The Final Battle
The Final Battle
Corey WilsonThursday,14 May 2015
Some people are stupid. That’s science. There won’t ever be no stupid people; stupidity is the fifth fundamental force of the universe after: gravity, the strong nuclear force, the weak nuclear force, and… that other one. You see, people often search for the solution to the world’s ignorance, but there isn’t one; if we were to deplete the fifth fundamental force, the universe would collapse in on itself. The only thing we can do is laugh at them. Unless… that is the solution.
I present to you: Ben Carson. I know I’ve already written about other Republican presidential candidates, but consider them as petty bosses that I used to ready you to face the dumbest of the dumbass bosses—the “Alpha Ass” if you will. For there is no weapon, however fictitious, that would stop the terror that this corrupted Galadriel would reign down upon our free kingdoms.
Surprisingly, Ben Carson may be the most controversial presidential hopeful this election. His aptitude for saying incredibly stupid things has become somewhat of a calling card, and should, once Jon Stewart leaves the Daily Show in August, provide his replacement with some easy material. It’s gotten so bad, that instead of ridiculing a single remark—like I did with Huckabee—the only option is to lambast them all.
Homosexuality, as many of you may have guessed, is a hot, sweaty topic for Carson.
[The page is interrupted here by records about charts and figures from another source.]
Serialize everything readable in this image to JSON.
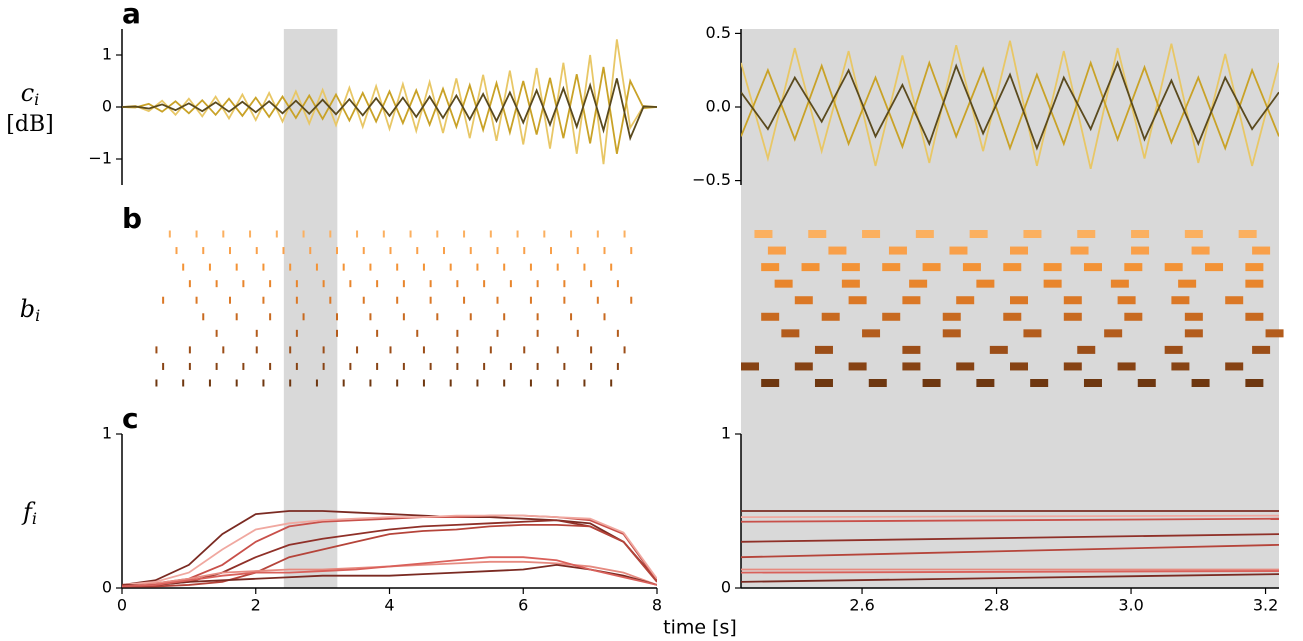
{
  "chart_data": [
    {
      "type": "line",
      "panel": "a",
      "ylabel": "c",
      "ylabel_sub": "i",
      "ylabel_unit": "[dB]",
      "xlim": [
        0,
        8
      ],
      "ylim": [
        -1.5,
        1.5
      ],
      "yticks": [
        1,
        0,
        {
          "value": -1,
          "label": "−1"
        }
      ],
      "x": [
        0,
        0.2,
        0.4,
        0.6,
        0.8,
        1,
        1.2,
        1.4,
        1.6,
        1.8,
        2,
        2.2,
        2.4,
        2.6,
        2.8,
        3,
        3.2,
        3.4,
        3.6,
        3.8,
        4,
        4.2,
        4.4,
        4.6,
        4.8,
        5,
        5.2,
        5.4,
        5.6,
        5.8,
        6,
        6.2,
        6.4,
        6.6,
        6.8,
        7,
        7.2,
        7.4,
        7.6,
        7.8,
        8
      ],
      "series": [
        {
          "color": "#e8c766",
          "values": [
            0,
            0.02,
            -0.08,
            0.12,
            -0.15,
            0.16,
            -0.18,
            0.2,
            -0.22,
            0.24,
            -0.25,
            0.27,
            -0.28,
            0.3,
            -0.32,
            0.33,
            -0.35,
            0.37,
            -0.38,
            0.4,
            -0.42,
            0.44,
            -0.46,
            0.48,
            -0.5,
            0.55,
            -0.6,
            0.62,
            -0.65,
            0.7,
            -0.72,
            0.75,
            -0.8,
            0.85,
            -0.9,
            1.0,
            -1.1,
            1.3,
            -0.4,
            0.02,
            0
          ]
        },
        {
          "color": "#c9a227",
          "values": [
            0,
            -0.01,
            0.06,
            -0.09,
            0.11,
            -0.12,
            0.13,
            -0.15,
            0.16,
            -0.17,
            0.18,
            -0.19,
            0.2,
            -0.21,
            0.22,
            -0.23,
            0.24,
            -0.26,
            0.27,
            -0.28,
            0.3,
            -0.31,
            0.32,
            -0.34,
            0.35,
            -0.38,
            0.42,
            -0.44,
            0.46,
            -0.49,
            0.5,
            -0.53,
            0.56,
            -0.6,
            0.63,
            -0.7,
            0.77,
            -0.9,
            0.5,
            -0.02,
            0
          ]
        },
        {
          "color": "#5a4a1e",
          "values": [
            0,
            0.01,
            -0.03,
            0.05,
            -0.06,
            0.07,
            -0.08,
            0.09,
            -0.09,
            0.1,
            -0.1,
            0.11,
            -0.12,
            0.12,
            -0.13,
            0.14,
            -0.14,
            0.15,
            -0.16,
            0.17,
            -0.17,
            0.18,
            -0.19,
            0.2,
            -0.21,
            0.22,
            -0.24,
            0.25,
            -0.27,
            0.28,
            -0.3,
            0.32,
            -0.34,
            0.36,
            -0.38,
            0.42,
            -0.45,
            0.55,
            -0.6,
            0.01,
            0
          ]
        }
      ]
    },
    {
      "type": "line",
      "xlim": [
        2.42,
        3.22
      ],
      "ylim": [
        -0.53,
        0.53
      ],
      "yticks": [
        {
          "value": 0.5,
          "label": "0.5"
        },
        {
          "value": 0,
          "label": "0.0"
        },
        {
          "value": -0.5,
          "label": "−0.5"
        }
      ],
      "x": [
        2.42,
        2.46,
        2.5,
        2.54,
        2.58,
        2.62,
        2.66,
        2.7,
        2.74,
        2.78,
        2.82,
        2.86,
        2.9,
        2.94,
        2.98,
        3.02,
        3.06,
        3.1,
        3.14,
        3.18,
        3.22
      ],
      "series": [
        {
          "color": "#e8c766",
          "values": [
            0.3,
            -0.35,
            0.4,
            -0.3,
            0.38,
            -0.4,
            0.35,
            -0.38,
            0.42,
            -0.3,
            0.45,
            -0.4,
            0.38,
            -0.42,
            0.4,
            -0.35,
            0.43,
            -0.38,
            0.36,
            -0.4,
            0.3
          ]
        },
        {
          "color": "#c9a227",
          "values": [
            -0.2,
            0.25,
            -0.22,
            0.28,
            -0.25,
            0.2,
            -0.27,
            0.3,
            -0.2,
            0.26,
            -0.28,
            0.22,
            -0.25,
            0.3,
            -0.22,
            0.27,
            -0.24,
            0.2,
            -0.28,
            0.25,
            -0.2
          ]
        },
        {
          "color": "#5a4a1e",
          "values": [
            0.1,
            -0.15,
            0.2,
            -0.1,
            0.25,
            -0.2,
            0.15,
            -0.25,
            0.28,
            -0.18,
            0.22,
            -0.28,
            0.2,
            -0.15,
            0.3,
            -0.22,
            0.18,
            -0.25,
            0.2,
            -0.15,
            0.1
          ]
        }
      ]
    },
    {
      "type": "raster",
      "panel": "b",
      "ylabel": "b",
      "ylabel_sub": "i",
      "xlim": [
        0,
        8
      ],
      "rows": [
        {
          "color": "#fbb060",
          "values": [
            0.7,
            1.1,
            1.5,
            1.9,
            2.3,
            2.7,
            3.1,
            3.5,
            3.9,
            4.3,
            4.7,
            5.1,
            5.5,
            5.9,
            6.3,
            6.7,
            7.1,
            7.5
          ]
        },
        {
          "color": "#f9a04a",
          "values": [
            0.8,
            1.2,
            1.6,
            2,
            2.4,
            2.8,
            3.2,
            3.6,
            4,
            4.4,
            4.8,
            5.2,
            5.6,
            6,
            6.4,
            6.8,
            7.2,
            7.6
          ]
        },
        {
          "color": "#f39336",
          "values": [
            0.9,
            1.3,
            1.7,
            2.1,
            2.5,
            2.9,
            3.3,
            3.7,
            4.1,
            4.5,
            4.9,
            5.3,
            5.7,
            6.1,
            6.5,
            6.9,
            7.3
          ]
        },
        {
          "color": "#e8852c",
          "values": [
            1,
            1.4,
            1.8,
            2.2,
            2.6,
            3,
            3.4,
            3.8,
            4.2,
            4.6,
            5,
            5.4,
            5.8,
            6.2,
            6.6,
            7,
            7.4
          ]
        },
        {
          "color": "#db7826",
          "values": [
            0.6,
            1.1,
            1.6,
            2.1,
            2.6,
            3.1,
            3.6,
            4.1,
            4.6,
            5.1,
            5.6,
            6.1,
            6.6,
            7.1,
            7.6
          ]
        },
        {
          "color": "#c86a20",
          "values": [
            1.2,
            1.7,
            2.2,
            2.7,
            3.2,
            3.7,
            4.2,
            4.7,
            5.2,
            5.7,
            6.2,
            6.7,
            7.2
          ]
        },
        {
          "color": "#b35c1c",
          "values": [
            1.4,
            2,
            2.6,
            3.2,
            3.8,
            4.4,
            5,
            5.6,
            6.2,
            6.8,
            7.4
          ]
        },
        {
          "color": "#9c4e18",
          "values": [
            0.5,
            1,
            1.5,
            2,
            2.5,
            3,
            3.5,
            4,
            4.5,
            5,
            5.5,
            6,
            6.5,
            7,
            7.5
          ]
        },
        {
          "color": "#874314",
          "values": [
            0.6,
            1,
            1.4,
            1.8,
            2.2,
            2.6,
            3,
            3.4,
            3.8,
            4.2,
            4.6,
            5,
            5.4,
            5.8,
            6.2,
            6.6,
            7,
            7.4
          ]
        },
        {
          "color": "#6e3710",
          "values": [
            0.5,
            0.9,
            1.3,
            1.7,
            2.1,
            2.5,
            2.9,
            3.3,
            3.7,
            4.1,
            4.5,
            4.9,
            5.3,
            5.7,
            6.1,
            6.5,
            6.9,
            7.3
          ]
        }
      ]
    },
    {
      "type": "raster",
      "xlim": [
        2.42,
        3.22
      ],
      "rows": [
        {
          "color": "#fbb060",
          "values": [
            2.44,
            2.52,
            2.6,
            2.68,
            2.76,
            2.84,
            2.92,
            3.0,
            3.08,
            3.16
          ]
        },
        {
          "color": "#f9a04a",
          "values": [
            2.46,
            2.55,
            2.64,
            2.73,
            2.82,
            2.91,
            3.0,
            3.09,
            3.18
          ]
        },
        {
          "color": "#f39336",
          "values": [
            2.45,
            2.51,
            2.57,
            2.63,
            2.69,
            2.75,
            2.81,
            2.87,
            2.93,
            2.99,
            3.05,
            3.11,
            3.17
          ]
        },
        {
          "color": "#e8852c",
          "values": [
            2.47,
            2.57,
            2.67,
            2.77,
            2.87,
            2.97,
            3.07,
            3.17
          ]
        },
        {
          "color": "#db7826",
          "values": [
            2.5,
            2.58,
            2.66,
            2.74,
            2.82,
            2.9,
            2.98,
            3.06,
            3.14
          ]
        },
        {
          "color": "#c86a20",
          "values": [
            2.45,
            2.54,
            2.63,
            2.72,
            2.81,
            2.9,
            2.99,
            3.08,
            3.17
          ]
        },
        {
          "color": "#b35c1c",
          "values": [
            2.48,
            2.6,
            2.72,
            2.84,
            2.96,
            3.08,
            3.2
          ]
        },
        {
          "color": "#9c4e18",
          "values": [
            2.53,
            2.66,
            2.79,
            2.92,
            3.05,
            3.18
          ]
        },
        {
          "color": "#874314",
          "values": [
            2.42,
            2.5,
            2.58,
            2.66,
            2.74,
            2.82,
            2.9,
            2.98,
            3.06,
            3.14
          ]
        },
        {
          "color": "#6e3710",
          "values": [
            2.45,
            2.53,
            2.61,
            2.69,
            2.77,
            2.85,
            2.93,
            3.01,
            3.09,
            3.17
          ]
        }
      ]
    },
    {
      "type": "line",
      "panel": "c",
      "ylabel": "f",
      "ylabel_sub": "i",
      "xlabel": "time [s]",
      "xlim": [
        0,
        8
      ],
      "ylim": [
        0,
        1
      ],
      "xticks": [
        0,
        2,
        4,
        6,
        8
      ],
      "yticks": [
        0,
        1
      ],
      "x": [
        0,
        0.5,
        1,
        1.5,
        2,
        2.5,
        3,
        3.5,
        4,
        4.5,
        5,
        5.5,
        6,
        6.5,
        7,
        7.5,
        8
      ],
      "series": [
        {
          "color": "#7a2a22",
          "values": [
            0.02,
            0.05,
            0.15,
            0.35,
            0.48,
            0.5,
            0.5,
            0.49,
            0.48,
            0.47,
            0.46,
            0.46,
            0.45,
            0.44,
            0.42,
            0.3,
            0.05
          ]
        },
        {
          "color": "#c8504a",
          "values": [
            0.02,
            0.03,
            0.06,
            0.15,
            0.3,
            0.4,
            0.43,
            0.44,
            0.45,
            0.46,
            0.46,
            0.47,
            0.47,
            0.46,
            0.44,
            0.35,
            0.05
          ]
        },
        {
          "color": "#f0a8a0",
          "values": [
            0.02,
            0.04,
            0.1,
            0.25,
            0.38,
            0.42,
            0.44,
            0.45,
            0.46,
            0.46,
            0.47,
            0.47,
            0.47,
            0.46,
            0.45,
            0.36,
            0.06
          ]
        },
        {
          "color": "#8f3028",
          "values": [
            0.02,
            0.02,
            0.04,
            0.1,
            0.2,
            0.28,
            0.32,
            0.35,
            0.38,
            0.4,
            0.41,
            0.42,
            0.43,
            0.44,
            0.4,
            0.3,
            0.04
          ]
        },
        {
          "color": "#b5443a",
          "values": [
            0.01,
            0.01,
            0.02,
            0.04,
            0.1,
            0.2,
            0.25,
            0.3,
            0.35,
            0.37,
            0.38,
            0.4,
            0.41,
            0.41,
            0.4,
            0.3,
            0.04
          ]
        },
        {
          "color": "#e68a80",
          "values": [
            0.01,
            0.03,
            0.06,
            0.1,
            0.11,
            0.12,
            0.12,
            0.13,
            0.14,
            0.15,
            0.16,
            0.17,
            0.17,
            0.16,
            0.14,
            0.1,
            0.02
          ]
        },
        {
          "color": "#7a2a22",
          "values": [
            0.01,
            0.02,
            0.04,
            0.05,
            0.06,
            0.07,
            0.08,
            0.08,
            0.08,
            0.09,
            0.1,
            0.11,
            0.12,
            0.15,
            0.12,
            0.08,
            0.02
          ]
        },
        {
          "color": "#d9605a",
          "values": [
            0.01,
            0.02,
            0.05,
            0.08,
            0.1,
            0.1,
            0.11,
            0.12,
            0.14,
            0.16,
            0.18,
            0.2,
            0.2,
            0.18,
            0.12,
            0.07,
            0.02
          ]
        }
      ]
    },
    {
      "type": "line",
      "xlim": [
        2.42,
        3.22
      ],
      "ylim": [
        0,
        1
      ],
      "xticks": [
        2.6,
        2.8,
        {
          "value": 3,
          "label": "3.0"
        },
        3.2
      ],
      "yticks": [
        0,
        1
      ],
      "x": [
        2.42,
        3.22
      ],
      "series": [
        {
          "color": "#7a2a22",
          "values": [
            0.5,
            0.5
          ]
        },
        {
          "color": "#c8504a",
          "values": [
            0.43,
            0.45
          ]
        },
        {
          "color": "#f0a8a0",
          "values": [
            0.46,
            0.47
          ]
        },
        {
          "color": "#8f3028",
          "values": [
            0.3,
            0.35
          ]
        },
        {
          "color": "#b5443a",
          "values": [
            0.2,
            0.28
          ]
        },
        {
          "color": "#e68a80",
          "values": [
            0.12,
            0.12
          ]
        },
        {
          "color": "#7a2a22",
          "values": [
            0.04,
            0.09
          ]
        },
        {
          "color": "#d9605a",
          "values": [
            0.1,
            0.11
          ]
        }
      ]
    }
  ]
}
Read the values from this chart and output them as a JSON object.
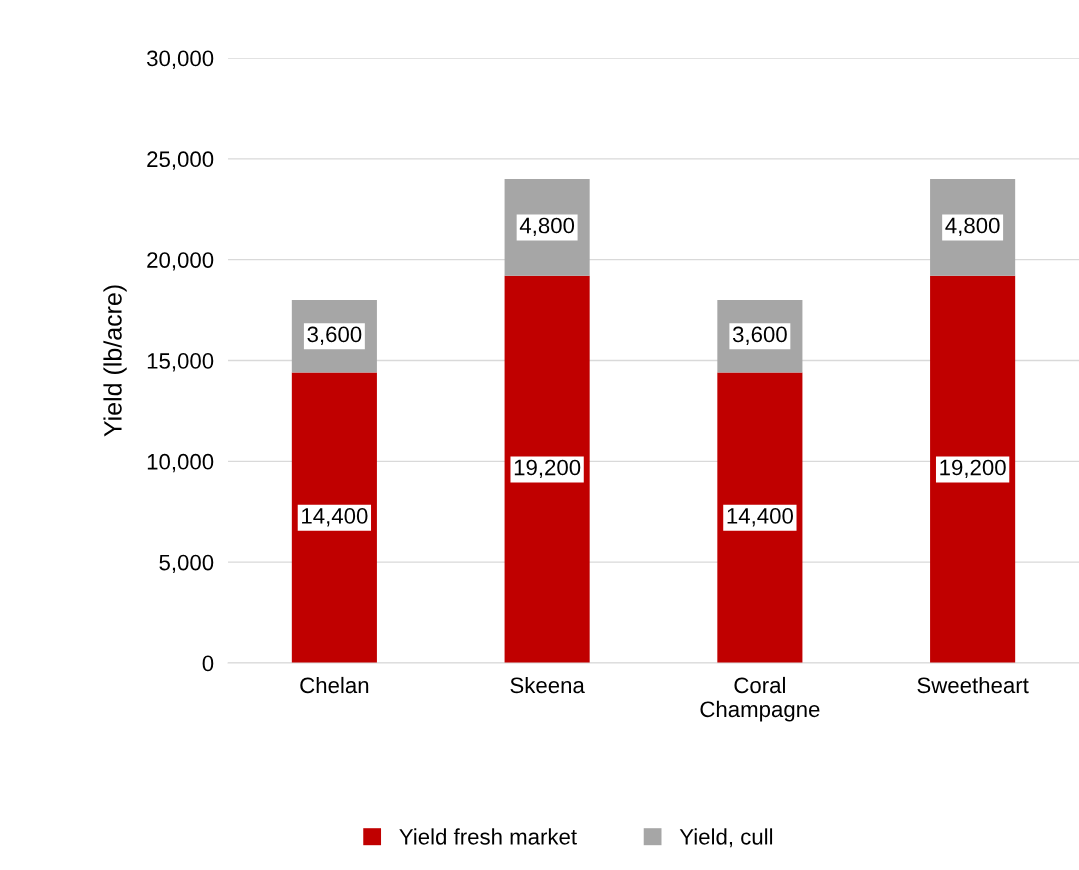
{
  "chart_data": {
    "type": "bar",
    "stacked": true,
    "ylabel": "Yield (lb/acre)",
    "categories": [
      "Chelan",
      "Skeena",
      "Coral\nChampagne",
      "Sweetheart"
    ],
    "series": [
      {
        "name": "Yield fresh market",
        "color": "#c00000",
        "values": [
          14400,
          19200,
          14400,
          19200
        ],
        "value_labels": [
          "14,400",
          "19,200",
          "14,400",
          "19,200"
        ]
      },
      {
        "name": "Yield, cull",
        "color": "#a6a6a6",
        "values": [
          3600,
          4800,
          3600,
          4800
        ],
        "value_labels": [
          "3,600",
          "4,800",
          "3,600",
          "4,800"
        ]
      }
    ],
    "ylim": [
      0,
      30000
    ],
    "yticks": [
      {
        "value": 0,
        "label": "0"
      },
      {
        "value": 5000,
        "label": "5,000"
      },
      {
        "value": 10000,
        "label": "10,000"
      },
      {
        "value": 15000,
        "label": "15,000"
      },
      {
        "value": 20000,
        "label": "20,000"
      },
      {
        "value": 25000,
        "label": "25,000"
      },
      {
        "value": 30000,
        "label": "30,000"
      }
    ],
    "grid": "y",
    "legend": "bottom"
  }
}
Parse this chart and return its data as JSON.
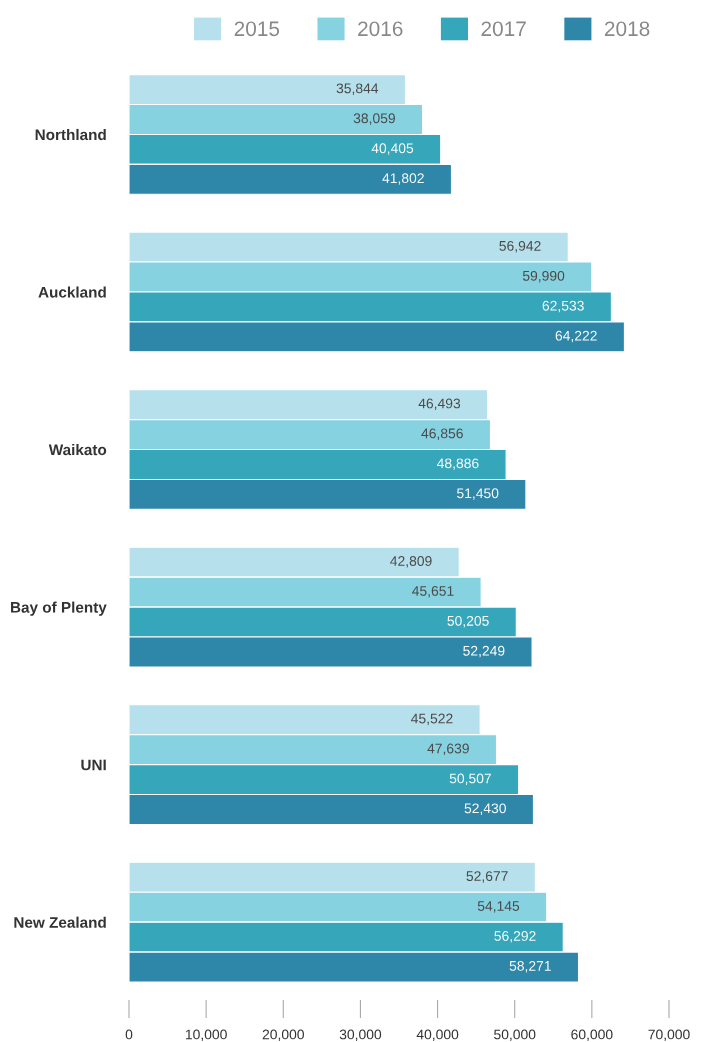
{
  "chart_data": {
    "type": "bar",
    "orientation": "horizontal",
    "categories": [
      "Northland",
      "Auckland",
      "Waikato",
      "Bay of Plenty",
      "UNI",
      "New Zealand"
    ],
    "series": [
      {
        "name": "2015",
        "color": "#b6e1ec",
        "values": [
          35844,
          56942,
          46493,
          42809,
          45522,
          52677
        ],
        "value_labels": [
          "35,844",
          "56,942",
          "46,493",
          "42,809",
          "45,522",
          "52,677"
        ]
      },
      {
        "name": "2016",
        "color": "#86d2e0",
        "values": [
          38059,
          59990,
          46856,
          45651,
          47639,
          54145
        ],
        "value_labels": [
          "38,059",
          "59,990",
          "46,856",
          "45,651",
          "47,639",
          "54,145"
        ]
      },
      {
        "name": "2017",
        "color": "#36a6bb",
        "values": [
          40405,
          62533,
          48886,
          50205,
          50507,
          56292
        ],
        "value_labels": [
          "40,405",
          "62,533",
          "48,886",
          "50,205",
          "50,507",
          "56,292"
        ]
      },
      {
        "name": "2018",
        "color": "#2e86a8",
        "values": [
          41802,
          64222,
          51450,
          52249,
          52430,
          58271
        ],
        "value_labels": [
          "41,802",
          "64,222",
          "51,450",
          "52,249",
          "52,430",
          "58,271"
        ]
      }
    ],
    "xlim": [
      0,
      70000
    ],
    "xticks": [
      {
        "value": 0,
        "label": "0"
      },
      {
        "value": 10000,
        "label": "10,000"
      },
      {
        "value": 20000,
        "label": "20,000"
      },
      {
        "value": 30000,
        "label": "30,000"
      },
      {
        "value": 40000,
        "label": "40,000"
      },
      {
        "value": 50000,
        "label": "50,000"
      },
      {
        "value": 60000,
        "label": "60,000"
      },
      {
        "value": 70000,
        "label": "70,000"
      }
    ],
    "legend": "top right",
    "grid": false
  }
}
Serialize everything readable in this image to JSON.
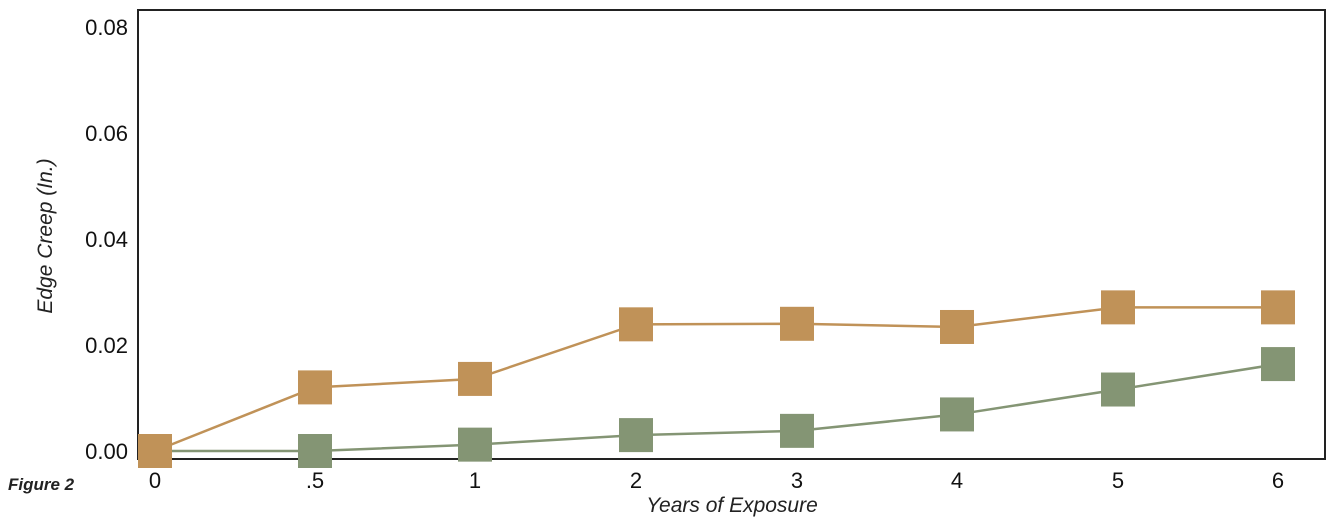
{
  "caption": "Figure 2",
  "chart_data": {
    "type": "line",
    "xlabel": "Years of Exposure",
    "ylabel": "Edge Creep (In.)",
    "categories": [
      "0",
      ".5",
      "1",
      "2",
      "3",
      "4",
      "5",
      "6"
    ],
    "yticks": [
      "0.00",
      "0.02",
      "0.04",
      "0.06",
      "0.08"
    ],
    "ylim": [
      0,
      0.08
    ],
    "grid": false,
    "legend": "none",
    "series": [
      {
        "color": "#c09258",
        "marker": "square",
        "values": [
          0.0,
          0.012,
          0.0136,
          0.0239,
          0.024,
          0.0234,
          0.0271,
          0.0271
        ]
      },
      {
        "color": "#849574",
        "marker": "square",
        "values": [
          0.0,
          0.0,
          0.0012,
          0.003,
          0.0038,
          0.0069,
          0.0116,
          0.0164
        ]
      }
    ]
  }
}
Let’s start there.
It’s clear that some GOP candidates are not “hip to the scene” when it comes to science; that’s why Señor Cruz thinks that there’s been “zero global warming in 17 years.” Which is like asking your drug dealer for “two marijuana please.” So it shouldn’t come as a surprise that, when asked whether or not being gay was a choice, Ben Carson said “absolutely.” But remain seated; it gets stupider. As evidence for his assertion Carson said, “Because a lot of people who go into prison, go into prison straight—and when they come out they’re gay.”
Except that’s not true. Prison isn’t a fucking orgy, Carson. Same sex intercourse in prison is what’s known as “circumstantial homosexuality” and more often than not isn’t consensual; it’s rape—which is about power, and a lack of the desired reproductive organ.
Carson also doesn’t believe in evolution—for those unfamiliar with the theory, you may know it by its other moniker “evil-ution.” Surprisingly though, he did not reject natural selection. He “totally believe[s]” that beneficial mutations are more likely to be passed on. Unfortunately, he doesn’t understand how those minor changes, compounding over thousands years, leads to divergent species. In regards to the human eye he said, “Give me a break. According to their scheme—boom, it had to occur overnight.”
No. And that’s the only proof you need to realize that this man has no fucking clue what he’s arguing against. The evolution of species happened over millions of years—the opposite of overnight. That’s what evolution is: small changes accumulating over a long time. What creationists believe must have “boom, happened overnight.”
Even when he’s right he’s wrong. When asked about global warming, he said “We need to focus on the right thing here. Our environmental Protection Agency should be told to work in conjunction with business, industry, and universities to find the most eco-friendly ways of developing our energy resources.”
Fuckin’ right, Benny. It’s just too bad that you also said, “You can ask [me whether or not global warming is occurring] several different ways, but my answer is going to be the same: we may be warming; we may be cooling.”
Fuck! No, Carson. You’re running for president; you may very well be in charge of people and things. You can’t not know this.
It gets better though; there’s a pot of gold at the end of this shit-bow. Because the most hilariously ironic part about his whole campaign, is that he said his candidacy was for anyone “with common sense.”